Craig Scott, a sophomore at the time, watched as two friends on either side of him were killed in the notorious April 20,1999, Columbine school shooting that killed 13, including his sister Rachel.
“My story starts with one of the most painful things that I went through in my life and that has led to the most purpose in my life: the day the shooting happened at my high school, Columbine in Littleton, Colorado,” Scott said.
On that April morning, Columbine High School students Eric Harris and Dylan Klebold armed themselves with guns, bombs and ammunition, headed to their school to kill their classmates and opened fire. As they walked the halls toward the library, where Scott was hiding with about 50 other students, the pop, pop, pop of gunfire and pipe bomb explosions grew louder, Scott said.
Although school shootings have been recorded since the 1800s, Columbine was the first fatal high school shooting of such magnitude that rocked the nation, giving rise to calls for gun control legislation, mass shooter training and tighter school security. Despite the increased attention to guns in schools after Columbine, the numbers have only escalated. There have been more than 390 school shootings, killing at least 203 and injuring 441 students, educators, and other individuals on K-12 campuses, according to Brady, a Washington, D.C.- based gun violence prevention organization.

Afterward, Scott was so angry and he held onto that anger by disconnecting with other people, he said. He began to blame the world for how he felt, not realizing that his emotions and feelings were coming from the way he was thinking.
“It’s your thoughts that create your emotions and feelings,” he said. “We end up taking out our anger on people that are close to us, and when you act out in anger you often do a lot of things you regret. I did a lot of things for the next couple years that I regret. I was hard to be around.”
A mission trip to South Africa right before his senior year changed him, he said. Each day they would go into refugee camps where entire families would live in tents or shacks and have to share one meal a day and walk miles for water. And yet the people were filled with peace and joy.
“What I saw there had such an impact on me,” he said. “And even though they had next to nothing, I still saw family and friendship.”
And one night an African man encountered Scott outside late when he couldn’t sleep and was having violent nightmares.
“He could tell I was upset. He said, ‘Tell me your story,’” Scott told the students. “I told him about losing my friends and my sister and he listened and told me his story. One day he came home on his bicycle during apartheid and his entire village had been brutally killed with machetes, as was his entire family.”
Scott said he wondered how this man could sing and be joyful after losing everyone he loved.
“He said, ‘Forgiveness is like setting a prisoner free and then finding out that prisoner is you,’” Scott said.

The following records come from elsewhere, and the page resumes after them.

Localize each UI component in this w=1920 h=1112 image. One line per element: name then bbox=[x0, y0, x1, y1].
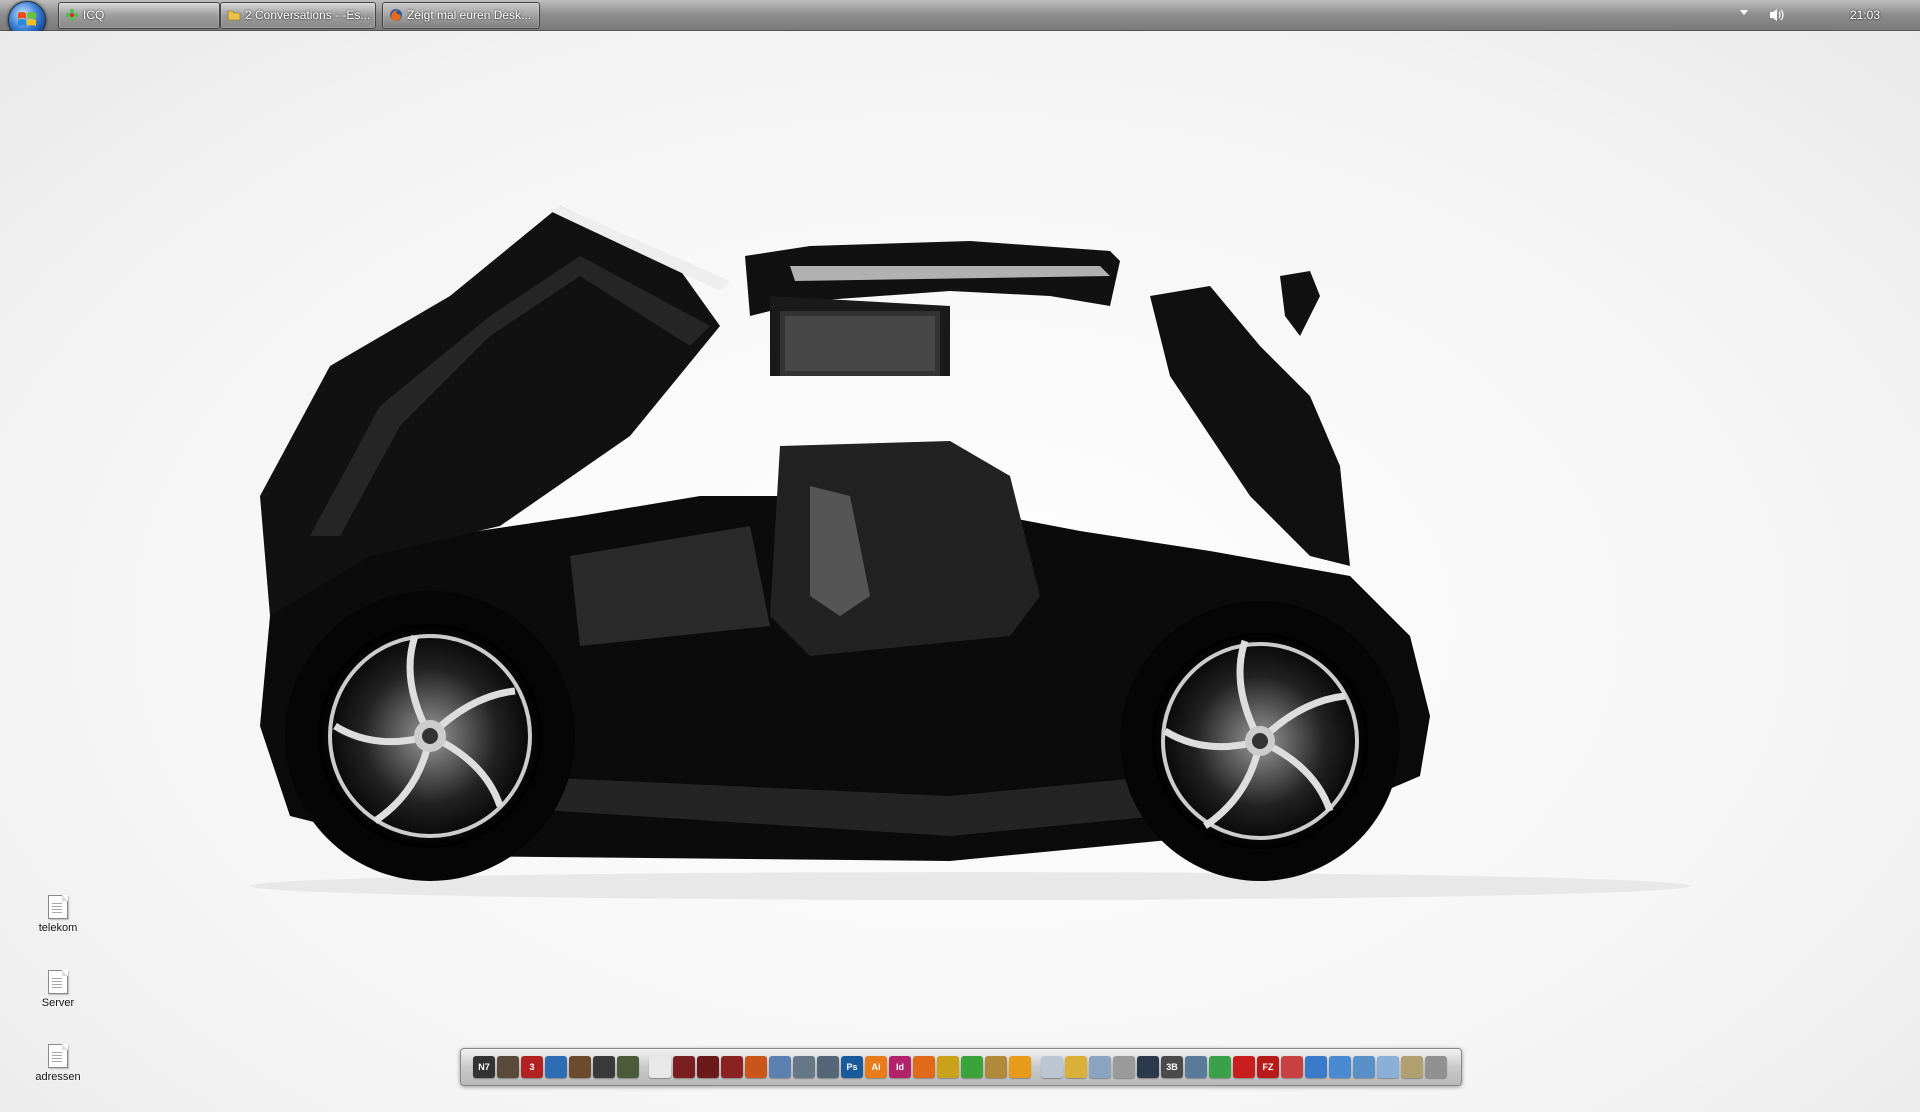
dock-app-x-icon[interactable] bbox=[985, 1056, 1007, 1078]
dock-plane-app-icon[interactable] bbox=[673, 1056, 695, 1078]
text-file-icon bbox=[48, 895, 68, 919]
dock-orange-game-icon[interactable] bbox=[745, 1056, 767, 1078]
taskbar-label: Zeigt mal euren Desk... bbox=[407, 8, 532, 22]
dock-ventrilo-icon[interactable]: 3B bbox=[1161, 1056, 1183, 1078]
dock-separator bbox=[641, 1056, 647, 1078]
desktop-icon-telekom[interactable]: telekom bbox=[30, 895, 86, 934]
dock-icons: N7 3 Ps Ai Id 3B FZ bbox=[473, 1056, 1447, 1078]
folder-icon bbox=[227, 10, 241, 21]
wheel bbox=[1120, 601, 1400, 881]
dock-document-app-icon[interactable] bbox=[649, 1056, 671, 1078]
dock-icq-icon[interactable] bbox=[961, 1056, 983, 1078]
taskbar: ICQ 2 Conversations - -Es... Zeigt mal e… bbox=[0, 0, 1920, 39]
dock-window-app-icon[interactable] bbox=[1041, 1056, 1063, 1078]
dock-photoshop-icon[interactable]: Ps bbox=[841, 1056, 863, 1078]
taskbar-button-conversations[interactable]: 2 Conversations - -Es... bbox=[220, 2, 376, 29]
dock-filezilla-icon[interactable]: FZ bbox=[1257, 1056, 1279, 1078]
dock-avira-icon[interactable] bbox=[1233, 1056, 1255, 1078]
dock-app-lightning-icon[interactable] bbox=[937, 1056, 959, 1078]
dock-globe-app-2-icon[interactable] bbox=[1329, 1056, 1351, 1078]
desktop-icon-label: Server bbox=[41, 997, 75, 1009]
clock[interactable]: 21:03 bbox=[1850, 8, 1880, 22]
taskbar-label: ICQ bbox=[83, 8, 105, 22]
dock-network-app-icon[interactable] bbox=[769, 1056, 791, 1078]
car-wallpaper-image bbox=[250, 206, 1690, 900]
dock-game-3-icon[interactable]: 3 bbox=[521, 1056, 543, 1078]
dock-plane-app-3-icon[interactable] bbox=[721, 1056, 743, 1078]
taskbar-label: 2 Conversations - -Es... bbox=[245, 8, 371, 22]
dock-teamspeak-icon[interactable] bbox=[1185, 1056, 1207, 1078]
dock-mail-app-icon[interactable] bbox=[1377, 1056, 1399, 1078]
dock-separator bbox=[1033, 1056, 1039, 1078]
desktop-icon-label: telekom bbox=[38, 922, 78, 934]
dock-tools-app-icon[interactable] bbox=[1401, 1056, 1423, 1078]
dock-pdf-app-icon[interactable] bbox=[1281, 1056, 1303, 1078]
show-hidden-icons-icon[interactable] bbox=[1740, 10, 1748, 15]
document-file-icon bbox=[48, 1044, 68, 1068]
desktop-icon-server[interactable]: Server bbox=[30, 970, 86, 1009]
desktop-icon-adressen[interactable]: adressen bbox=[30, 1044, 86, 1083]
dock-person-app-icon[interactable] bbox=[1089, 1056, 1111, 1078]
dock-network-app-2-icon[interactable] bbox=[1353, 1056, 1375, 1078]
dock-sync-app-icon[interactable] bbox=[1305, 1056, 1327, 1078]
dock-steam-icon[interactable] bbox=[1137, 1056, 1159, 1078]
desktop-wallpaper: telekom Server adressen N7 3 Ps Ai Id 3B FZ bbox=[0, 31, 1920, 1112]
dock-game-app-3-icon[interactable] bbox=[593, 1056, 615, 1078]
icq-flower-icon bbox=[65, 8, 79, 22]
windows-logo-icon bbox=[18, 12, 36, 26]
dock-jet-app-icon[interactable] bbox=[793, 1056, 815, 1078]
dock-indesign-icon[interactable]: Id bbox=[889, 1056, 911, 1078]
dock-globe-app-icon[interactable] bbox=[545, 1056, 567, 1078]
dock-mic-app-icon[interactable] bbox=[1113, 1056, 1135, 1078]
system-tray: 21:03 bbox=[1660, 0, 1920, 30]
dock-mass-effect-n7-icon[interactable]: N7 bbox=[473, 1056, 495, 1078]
taskbar-button-icq[interactable]: ICQ bbox=[58, 2, 220, 29]
dock-game-app-icon[interactable] bbox=[497, 1056, 519, 1078]
dock-orange-ball-icon[interactable] bbox=[1009, 1056, 1031, 1078]
dock-plane-app-2-icon[interactable] bbox=[697, 1056, 719, 1078]
dock-folder-app-icon[interactable] bbox=[1065, 1056, 1087, 1078]
dock-jet-app-2-icon[interactable] bbox=[817, 1056, 839, 1078]
taskbar-button-firefox[interactable]: Zeigt mal euren Desk... bbox=[382, 2, 540, 29]
firefox-icon bbox=[390, 9, 402, 21]
dock-settings-app-icon[interactable] bbox=[1425, 1056, 1447, 1078]
wheel bbox=[285, 591, 575, 881]
application-dock: N7 3 Ps Ai Id 3B FZ bbox=[460, 1048, 1462, 1086]
text-file-icon bbox=[48, 970, 68, 994]
dock-world-of-tanks-icon[interactable] bbox=[617, 1056, 639, 1078]
dock-utorrent-icon[interactable] bbox=[1209, 1056, 1231, 1078]
dock-firefox-icon[interactable] bbox=[913, 1056, 935, 1078]
dock-game-app-2-icon[interactable] bbox=[569, 1056, 591, 1078]
speaker-icon[interactable] bbox=[1768, 7, 1786, 23]
dock-illustrator-icon[interactable]: Ai bbox=[865, 1056, 887, 1078]
desktop-icon-label: adressen bbox=[35, 1071, 81, 1083]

That’s when he decided to forgive the two shooters and use his painful experience to help others in a positive way through the power of storytelling. So, for 25 years, he has traveled the world sharing the story of the massacre and his sister Rachel’s message of kindness and resilience.
“My sister made it her mission to make an impact, especially for people caught on the outside that no one else seemed to care about. She didn’t care about popularity, she cared about real friendships,” Scott said.
To honor his sister’s philosophy of loving others, Scott’s programs are all about reaching out to each other and honoring self and others. And many of the schools along the way take on Rachel’s Challenge, a proactive way to address the root causes of school violence, bullying, prejudice, and self-harm.
It’s all about improving school culture. And the first thing he does when the workshop begins is have everyone give five people hugs and high fives, followed by a game of Simon says.
“Boom, Boom,” he said, with each high five he gave.
Mill Pond Elementary School Counselor Leslee Mahon secured a U.S. Department of Education Stronger Connections Grant based on Rachel Scott’s life theme of Starting a Chain Reaction of Kindness. As part of the grant, she was able to bring Scott to the district, where he worked with students in four workshops, two at the elementary school and two at the high school.
“The Stronger Connections Grant has allowed us to weave a theme of positive leadership throughout the school and community,” said Mahon. “We have had Rachel’s Challenge for two years and we still wear chain reaction T-shirts every Friday to symbolize how one act of kindness can start a chain reaction of compassion.”